La frontière tchéco-autrichienne se referme. Partie intégrante du « rideau de fer » jusqu’en 1989, elle était étanche pour empêcher les Tchèques et les Slovaques désireux de fuir le paradis socialiste de réaliser leur rêve. Aujourd’hui, le ministère de l’intérieur tchèque annonce les mesures comprenant le renforcement des contrôles à la frontière et pouvant aller jusqu’à la suspension du trafic ferroviaire entre les deux pays.

La différence majeure par rapport au passé communiste est qu’à l’heure actuelle, on cherche à empêcher les gens de traverser la frontière dans l’autre sens : de l’Autriche vers la République tchèque. Pas un seul immigré illégal ne doit arriver sur le sol tchèque !

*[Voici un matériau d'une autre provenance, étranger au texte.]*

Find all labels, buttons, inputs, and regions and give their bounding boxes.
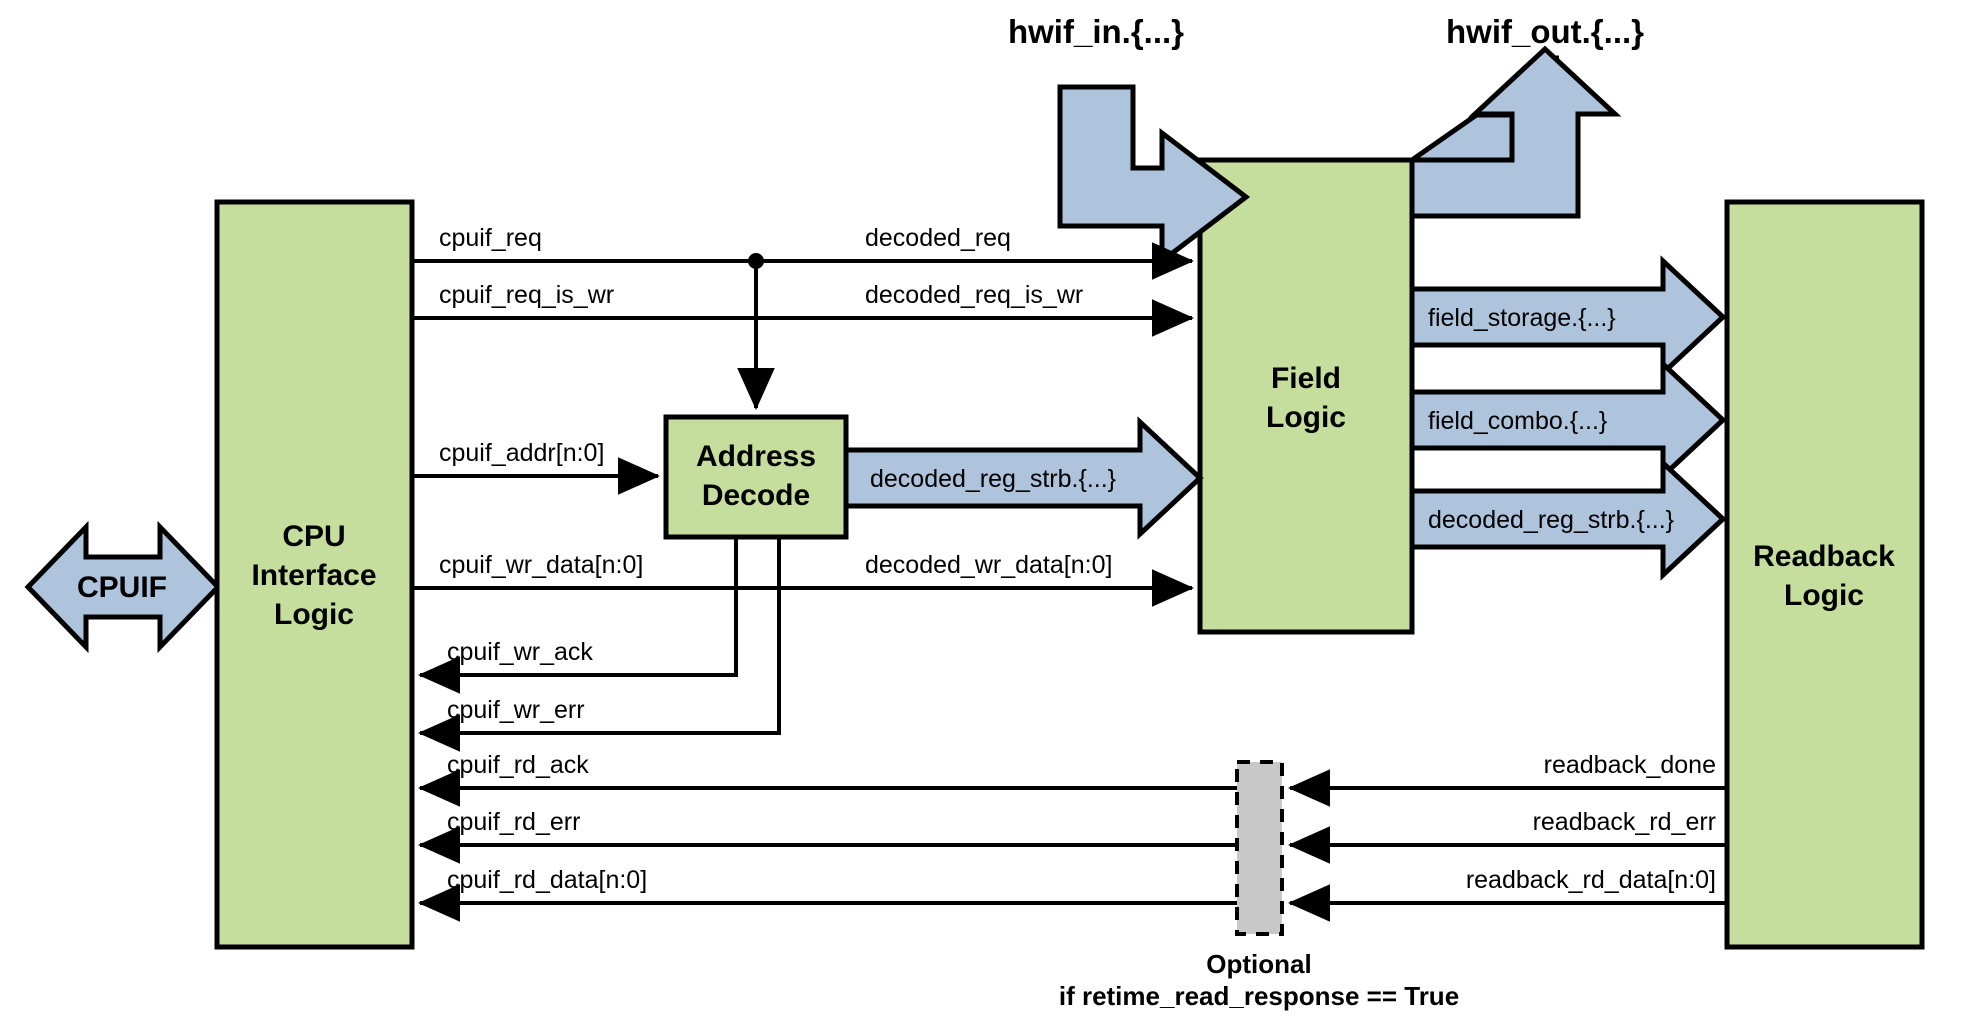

Le président compare les musulmans aux nazis

Bien que les autorités de Prague restent quelque peu en retrait par rapport à la rhétorique ainsi que l’action musclées du premier ministre hongrois Viktor Orbán, elles en sont les disciples zélés. C’est notamment le président tchèque Miloš Zeman, l’ami des présidents russe, chinois ou azéri (il vient d’effectuer une visite officielle à Bakou), qui multiplie des déclarations contre les réfugiés.

Le 2 août dernier, dans une émission radiophonique à Prague, il a lancé ses « trois phrases » destinées aux immigrés musulmans : « Première phrase : Personne ne vous a invités chez nous. Deuxième phrase : Si vous êtes déjà là, vous devez respecter nos coutumes, comme nous respectons les vôtres lorsque nous venons chez vous. Troisième phrase : Si ça ne vous plaît pas, retournez chez vous ! »

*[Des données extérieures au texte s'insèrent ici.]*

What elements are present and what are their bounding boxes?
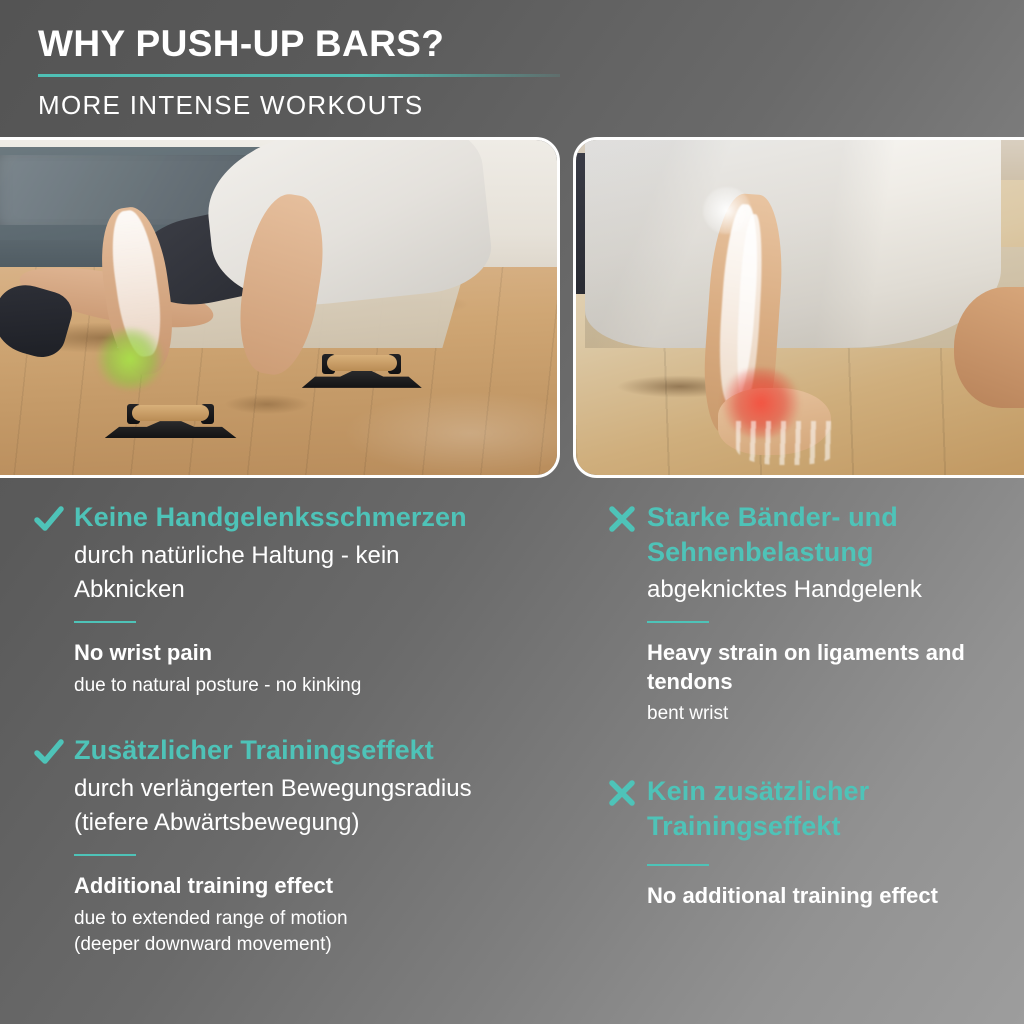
torso-shirt [585, 140, 1000, 348]
benefit-en-title: Additional training effect [74, 872, 592, 901]
elbow-joint-highlight [703, 187, 750, 234]
drawbacks-column: Starke Bänder- und Sehnenbelastung abgek… [605, 500, 1020, 936]
benefits-column: Keine Handgelenksschmerzen durch natürli… [32, 500, 592, 984]
photo-pushup-bars [0, 137, 560, 478]
benefit-en-subline: due to extended range of motion (deeper … [74, 906, 592, 958]
benefit-headline: Zusätzlicher Trainingseffekt [74, 733, 434, 768]
header: WHY PUSH-UP BARS? MORE INTENSE WORKOUTS [38, 22, 638, 121]
wrist-highlight-green [93, 328, 167, 390]
benefit-subline: durch verlängerten Bewegungsradius (tief… [74, 772, 592, 840]
drawback-item: Kein zusätzlicher Trainingseffekt No add… [605, 774, 1020, 911]
x-icon [605, 502, 639, 536]
benefit-en-title: No wrist pain [74, 639, 592, 668]
benefit-subline: durch natürliche Haltung - kein Abknicke… [74, 539, 592, 607]
section-divider [74, 621, 136, 623]
drawback-en-title: Heavy strain on ligaments and tendons [647, 639, 1020, 696]
section-divider [74, 854, 136, 856]
drawback-item: Starke Bänder- und Sehnenbelastung abgek… [605, 500, 1020, 728]
title-underline [38, 74, 560, 77]
benefit-item: Zusätzlicher Trainingseffekt durch verlä… [32, 733, 592, 958]
fingers [736, 421, 840, 465]
drawback-en-title: No additional training effect [647, 882, 1020, 911]
drawback-headline: Kein zusätzlicher Trainingseffekt [647, 774, 1020, 844]
photo-pushup-floor [573, 137, 1024, 478]
drawback-subline: abgeknicktes Handgelenk [647, 573, 1020, 607]
section-divider [647, 621, 709, 623]
page-title: WHY PUSH-UP BARS? [38, 22, 638, 66]
infographic-page: WHY PUSH-UP BARS? MORE INTENSE WORKOUTS [0, 0, 1024, 1024]
push-up-bar [105, 394, 237, 438]
benefit-en-subline: due to natural posture - no kinking [74, 673, 592, 699]
check-icon [32, 502, 66, 536]
page-subtitle: MORE INTENSE WORKOUTS [38, 90, 638, 121]
x-icon [605, 776, 639, 810]
check-icon [32, 735, 66, 769]
push-up-bar [302, 344, 422, 388]
benefit-headline: Keine Handgelenksschmerzen [74, 500, 467, 535]
benefit-item: Keine Handgelenksschmerzen durch natürli… [32, 500, 592, 699]
drawback-headline: Starke Bänder- und Sehnenbelastung [647, 500, 1020, 570]
drawback-en-subline: bent wrist [647, 701, 1020, 727]
section-divider [647, 864, 709, 866]
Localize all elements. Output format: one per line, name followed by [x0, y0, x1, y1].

Dans une interview publiée le 4 août dans l’hebdomadaire tchèque Reflex, il est allé encore plus loin en déclarant : « Il n’y a pas de musulman modéré, c’est un oxymore ou contre-sens du genre de nazi modéré. »

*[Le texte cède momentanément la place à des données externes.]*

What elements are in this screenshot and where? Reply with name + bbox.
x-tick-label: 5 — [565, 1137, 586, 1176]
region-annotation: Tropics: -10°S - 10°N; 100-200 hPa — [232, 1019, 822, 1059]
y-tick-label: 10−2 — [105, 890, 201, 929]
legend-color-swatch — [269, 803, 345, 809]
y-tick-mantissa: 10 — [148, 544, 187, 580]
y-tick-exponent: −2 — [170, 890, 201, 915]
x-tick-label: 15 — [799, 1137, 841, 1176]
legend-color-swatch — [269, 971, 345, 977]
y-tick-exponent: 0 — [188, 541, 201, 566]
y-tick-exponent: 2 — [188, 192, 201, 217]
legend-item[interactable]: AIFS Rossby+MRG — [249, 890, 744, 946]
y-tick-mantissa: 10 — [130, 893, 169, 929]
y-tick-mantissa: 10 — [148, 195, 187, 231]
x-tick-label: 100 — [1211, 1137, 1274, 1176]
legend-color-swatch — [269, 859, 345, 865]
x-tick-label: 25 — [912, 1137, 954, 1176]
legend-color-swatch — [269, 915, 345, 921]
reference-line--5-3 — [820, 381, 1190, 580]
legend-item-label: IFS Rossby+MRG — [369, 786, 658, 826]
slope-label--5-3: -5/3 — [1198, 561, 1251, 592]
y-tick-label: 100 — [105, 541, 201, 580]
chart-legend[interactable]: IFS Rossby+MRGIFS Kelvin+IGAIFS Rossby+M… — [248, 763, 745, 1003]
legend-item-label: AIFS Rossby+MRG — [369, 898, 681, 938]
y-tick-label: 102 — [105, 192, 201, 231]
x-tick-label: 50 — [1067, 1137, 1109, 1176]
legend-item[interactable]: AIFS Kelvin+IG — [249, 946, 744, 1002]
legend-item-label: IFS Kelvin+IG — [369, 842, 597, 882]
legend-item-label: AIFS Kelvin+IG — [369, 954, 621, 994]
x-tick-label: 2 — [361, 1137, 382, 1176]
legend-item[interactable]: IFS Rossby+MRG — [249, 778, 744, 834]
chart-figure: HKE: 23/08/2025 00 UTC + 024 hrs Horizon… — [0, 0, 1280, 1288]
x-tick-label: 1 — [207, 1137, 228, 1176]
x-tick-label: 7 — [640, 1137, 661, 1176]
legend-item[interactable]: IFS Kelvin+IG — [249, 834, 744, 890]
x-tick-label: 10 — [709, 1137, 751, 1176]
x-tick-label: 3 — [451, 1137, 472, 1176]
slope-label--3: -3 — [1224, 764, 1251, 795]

Gare aux gens à la peau mate ainsi qu’à l’islam !

Les politiciens, à quelques exceptions près, soulignent les dangers liés à l’afflux des réfugiés en Europe ; certains affichent leur nette préférence pour les immigrés ukrainiens « qui nous sont proches et par leurs origines et par leur amour du travail » (dixit le président Miloš Zeman), d’autres privilégient l’accueil des chrétiens de Proche Orient (dans le pays le plus athée d’Europe !).

Dans leur majorité, les médias relaient la classe politique en favorisant les images des réfugiés agressifs, emportés par la colère. La population se laisse gagner par la peur et en appelle à une attitude ferme face aux immigrés qui, pourtant, cherchent à éviter le territoire tchèque comme la peste.

Le fait qu’il n’y ait quasiment aucune minorité non-européenne, mise à part une forte communauté vietnamienne, installée dans les années 1970 et bien intégrée depuis, joue un rôle non-négligeable dans ce qu’on pourrait appeler une hystérie xénophobe collective.

D’aucuns souhaiteraient qu’un nouveau rideau de fer soit dressé autour du pays. Paradoxalement, c’est ce même rideau de fer, démantelé il y a plus d’un quart de siècle, qui aurait contribué à l’isolement moral actuel de la société tchèque vis-à-vis du reste de l’Europe.